History aside, we've decided this capitalism-state balance debate is the stuff of real and intellectual wars. That conflict is the outline of modern history since the nineteenth century.
Milton Friedman and Vlad Lenin, Ho Chi Minh and Barry Goldwater, Barack Obama and Rand Paul, Francois Mitterrand and Margaret Thatcher, Ronald Reagan and Fidel Castro, Friedrich Hayek and Thomas Piketty, Paul Krugman and Augusto Pinochet: They may well have disagreed about this and that. But they have agreed, or said they did, that the state was a force that was historically pitted against private capital. To reduce one was to increase the other and vice versa. They vary inversely and the balance between them that you recommend constitutes the fundamental way of characterizing your political position.

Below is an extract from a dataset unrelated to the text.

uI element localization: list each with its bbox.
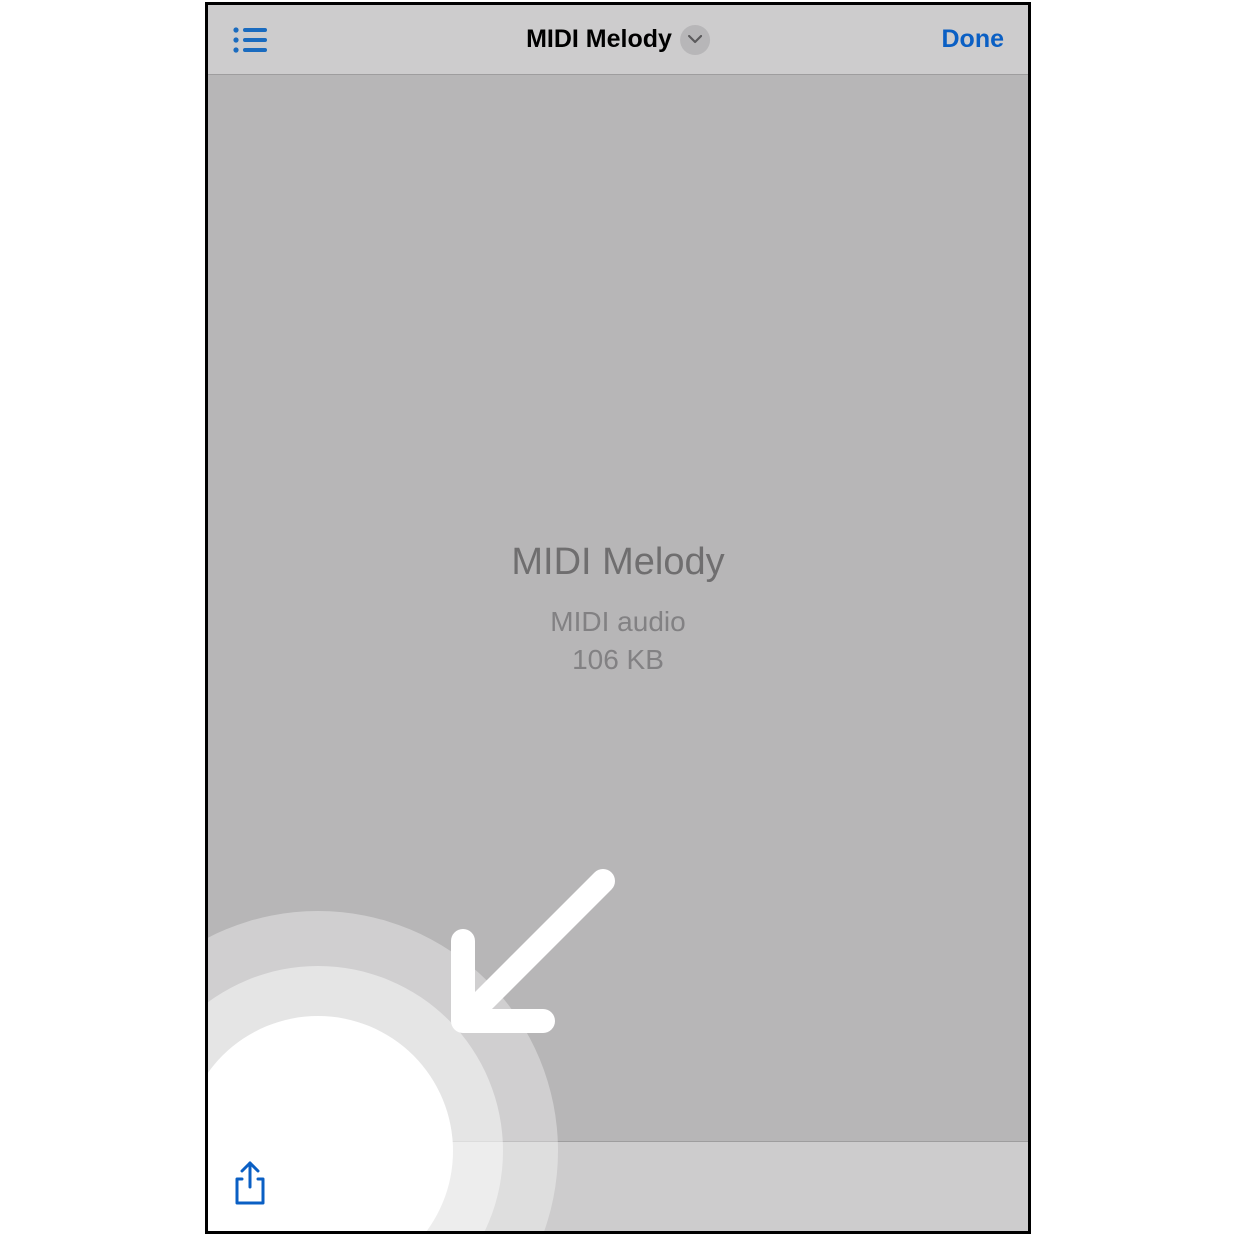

This spectrum stretches from **authoritarianism on the one end to authoritarianism** on the other, with authoritarianism in between. It makes anything that is not that incomprehensible. It narrows all alternatives to variations on hierarchy, structures of inequality, or profoundly unjust distributions of power and wealth. There are alternatives, and the one I would suggest is this: We should arrange political positions according to whether they propose to increase hierarchy or to dismantle it. Instead of left and right, we should be thinking about vertical versus horizontal arrangements of power and wealth.
I doubt Sartwell would agree, since he suggests authoritarianism also dominates in the middle, but it seems that a "balanced" private-public, individual-group dynamic gets closer to some sort of less centralized power. Or maybe not.

I was hoping we wouldn't find those moderate fascists.